In algebra, we defined how to operate on two elements to get another; in topology we instead define in a rough sense how close points are to each other. Specifically, beyond being a set, a topological space includes a definition of open sets or neighborhoods. This is also called defining a topology for the space.
One can instead define a numeric distance between points, forming a metric space, which is automatically a topological space; but in physics it is generally more profitable to jump from topological spaces directly to manifolds, which have a natural distance function that can always make them metric spaces.
The more modern definition of a topology uses open sets, but equivalent results can be obtained by defining neighborhoods. We will not go into foundational topics here, but it is worthwhile to be reminded of a few notions that appear frequently concerning a space \({X}\):
- Weaker (AKA coarser) topology: one topology is weaker than another if it defines less open sets, i.e., every open set in the weaker topology is also in the stronger (AKA finer) one
- Hausdorff space (AKA \({T_{2}}\), satisfying the second “separation axiom”): any two points have disjoint neighborhoods, i.e. no two points are “right next to each other”; this is a common condition on spaces to avoid pathological exceptions
- Compact space: every cover has a finite sub-cover; we will not define these terms here, but this usually translates to closed and bounded
- Connected space: the only subsets that are both open and closed are \({X}\) and the empty set; this implies the intuitive idea that \({X}\) does not consist of several disjoint pieces
- Continuous mapping \({f\colon X\to Y}\): inverse images of open sets are open, i.e. if \({B\subset Y}\) is open, \({f^{-1}\left(B\right)\subset X}\) is open; this implies the intuitive properties of continuity
- Path-connected space: a more restrictive kind of connectivity that for any two points requires the existence of a continuous mapping from \({\mathbb{R}}\) that passes through them, i.e. there is a path connecting any two points
- Homeomorphism: a continuous bijective mapping with a continuous inverse; the most basic equivalency in topology
A topological n–manifold (AKA \({n}\)-manifold) is then defined to be a Hausdorff space in which every point has an open neighborhood homeomorphic to an open subset of \({\mathbb{R}^{n}}\).

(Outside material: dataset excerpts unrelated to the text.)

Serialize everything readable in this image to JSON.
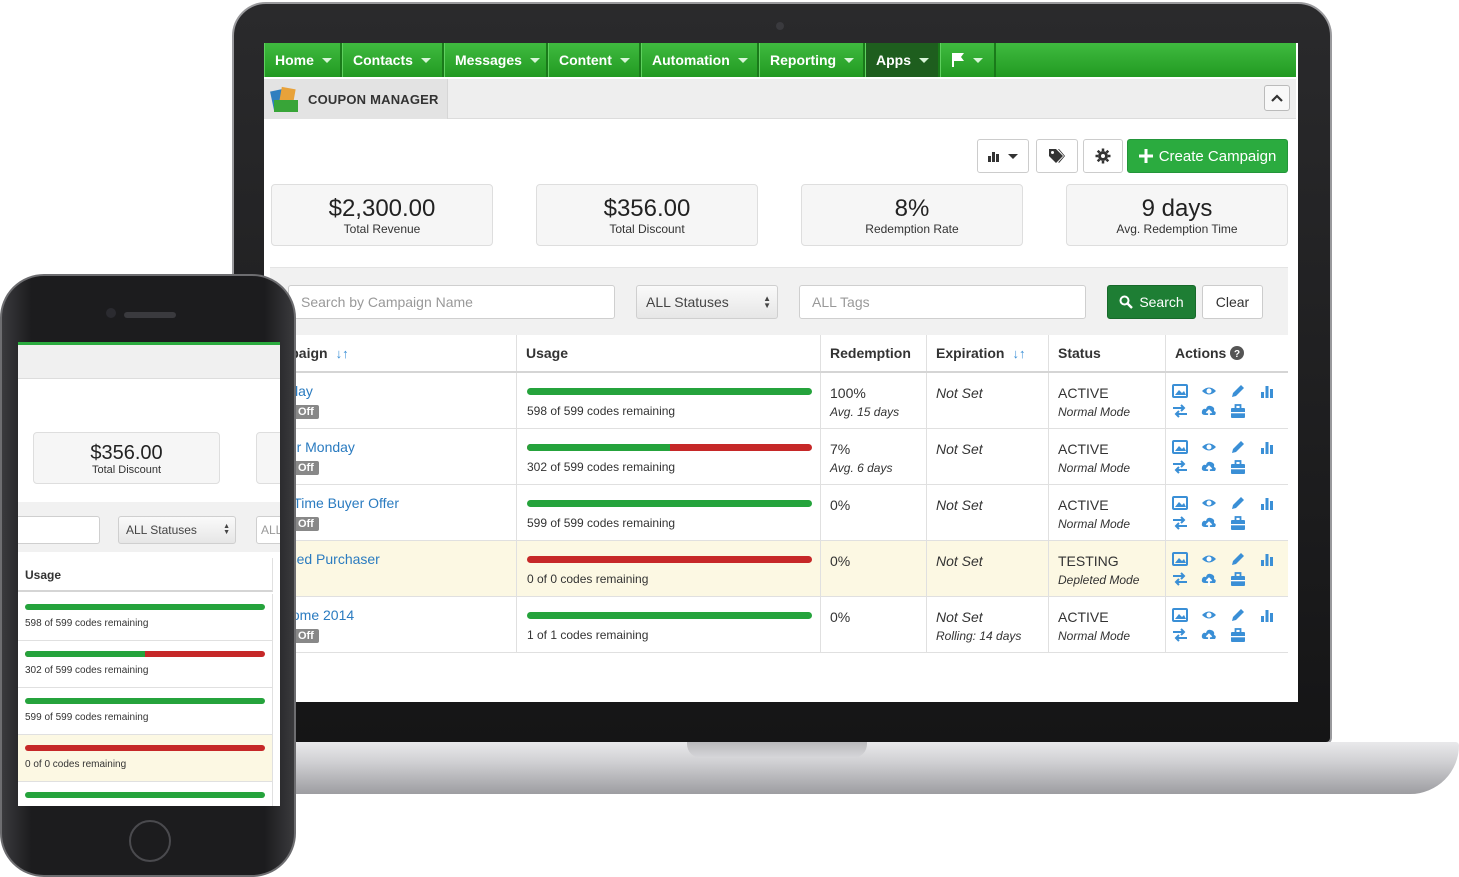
{
  "nav": {
    "items": [
      {
        "label": "Home"
      },
      {
        "label": "Contacts"
      },
      {
        "label": "Messages"
      },
      {
        "label": "Content"
      },
      {
        "label": "Automation"
      },
      {
        "label": "Reporting"
      },
      {
        "label": "Apps"
      }
    ]
  },
  "page": {
    "title": "COUPON MANAGER"
  },
  "toolbar": {
    "create_label": "Create Campaign"
  },
  "stats": [
    {
      "value": "$2,300.00",
      "label": "Total Revenue"
    },
    {
      "value": "$356.00",
      "label": "Total Discount"
    },
    {
      "value": "8%",
      "label": "Redemption Rate"
    },
    {
      "value": "9 days",
      "label": "Avg. Redemption Time"
    }
  ],
  "filter": {
    "search_placeholder": "Search by Campaign Name",
    "status_value": "ALL Statuses",
    "tags_placeholder": "ALL Tags",
    "search_label": "Search",
    "clear_label": "Clear"
  },
  "table": {
    "headers": {
      "campaign": "ampaign",
      "usage": "Usage",
      "redemption": "Redemption",
      "expiration": "Expiration",
      "status": "Status",
      "actions": "Actions"
    },
    "rows": [
      {
        "name": "rthday",
        "badge": "0% Off",
        "usage_fraction": 1.0,
        "usage_text": "598 of 599 codes remaining",
        "redemption": "100%",
        "redemption_avg": "Avg. 15 days",
        "expiration": "Not Set",
        "expiration_sub": "",
        "status": "ACTIVE",
        "mode": "Normal Mode"
      },
      {
        "name": "yber Monday",
        "badge": "0% Off",
        "usage_fraction": 0.5,
        "usage_text": "302 of 599 codes remaining",
        "redemption": "7%",
        "redemption_avg": "Avg. 6 days",
        "expiration": "Not Set",
        "expiration_sub": "",
        "status": "ACTIVE",
        "mode": "Normal Mode"
      },
      {
        "name": "rst Time Buyer Offer",
        "badge": "5% Off",
        "usage_fraction": 1.0,
        "usage_text": "599 of 599 codes remaining",
        "redemption": "0%",
        "redemption_avg": "",
        "expiration": "Not Set",
        "expiration_sub": "",
        "status": "ACTIVE",
        "mode": "Normal Mode"
      },
      {
        "name": "apsed Purchaser",
        "badge": "",
        "usage_fraction": 0.0,
        "usage_text": "0 of 0 codes remaining",
        "redemption": "0%",
        "redemption_avg": "",
        "expiration": "Not Set",
        "expiration_sub": "",
        "status": "TESTING",
        "mode": "Depleted Mode"
      },
      {
        "name": "elcome 2014",
        "badge": "0% Off",
        "usage_fraction": 1.0,
        "usage_text": "1 of 1 codes remaining",
        "redemption": "0%",
        "redemption_avg": "",
        "expiration": "Not Set",
        "expiration_sub": "Rolling: 14 days",
        "status": "ACTIVE",
        "mode": "Normal Mode"
      }
    ]
  },
  "phone": {
    "stat_value": "$356.00",
    "stat_label": "Total Discount",
    "status_value": "ALL Statuses",
    "tags_partial": "ALL",
    "usage_header": "Usage",
    "rows": [
      {
        "usage_fraction": 1.0,
        "usage_text": "598 of 599 codes remaining"
      },
      {
        "usage_fraction": 0.5,
        "usage_text": "302 of 599 codes remaining"
      },
      {
        "usage_fraction": 1.0,
        "usage_text": "599 of 599 codes remaining"
      },
      {
        "usage_fraction": 0.0,
        "usage_text": "0 of 0 codes remaining"
      },
      {
        "usage_fraction": 1.0,
        "usage_text": ""
      }
    ]
  },
  "colors": {
    "brand_green": "#2bab3f",
    "bar_green": "#25a33c",
    "bar_red": "#c62828",
    "link_blue": "#2a7bc0",
    "testing_row": "#fcf8e3"
  },
  "icons": [
    "bar-chart-icon",
    "tag-icon",
    "gear-icon",
    "plus-icon",
    "search-icon",
    "sort-icon",
    "help-icon",
    "image-icon",
    "eye-icon",
    "pencil-icon",
    "stats-icon",
    "swap-icon",
    "cloud-upload-icon",
    "briefcase-icon",
    "flag-icon",
    "chevron-up-icon"
  ]
}
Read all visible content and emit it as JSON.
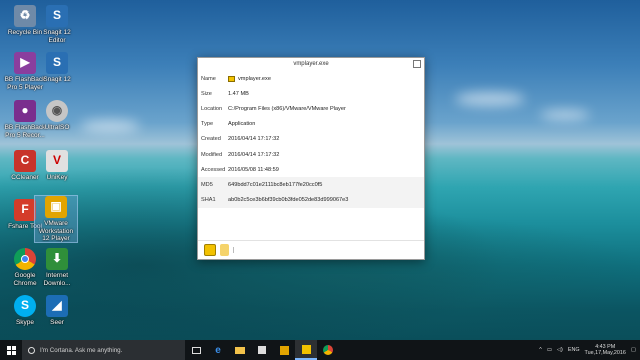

A topological n–manifold with boundary allows the neighborhoods of points to be homeomorphic to an open subset of the closed half of \({\mathbb{R}^{n}}\), i.e. of the portion of \({\mathbb{R}^{n}}\) on one side of and including \({\mathbb{R}^{n-1}}\). The points that map to \({\mathbb{R}^{n-1}}\) form the boundary of the manifold, and are a \({\left(n-1\right)}\)-manifold. A compact manifold without boundary is often called a closed manifold to distinguish it from a compact manifold with boundary. Most definitions of a manifold usually also include some additional technical requirement to avoid pathological exceptions (e.g. second countable \({\Rightarrow}\) paracompact \({\Leftrightarrow}\) metrizable, none of which we will define here).
Topological spaces include many interesting objects that do not lie on our path towards manifolds, for example objects constructed by taking the limit of some iterative process. In this book we will be mainly interested in results that are valid for spaces with the “nicer” manifold structure. For example, for manifolds the definitions of path-connected and connected are equivalent.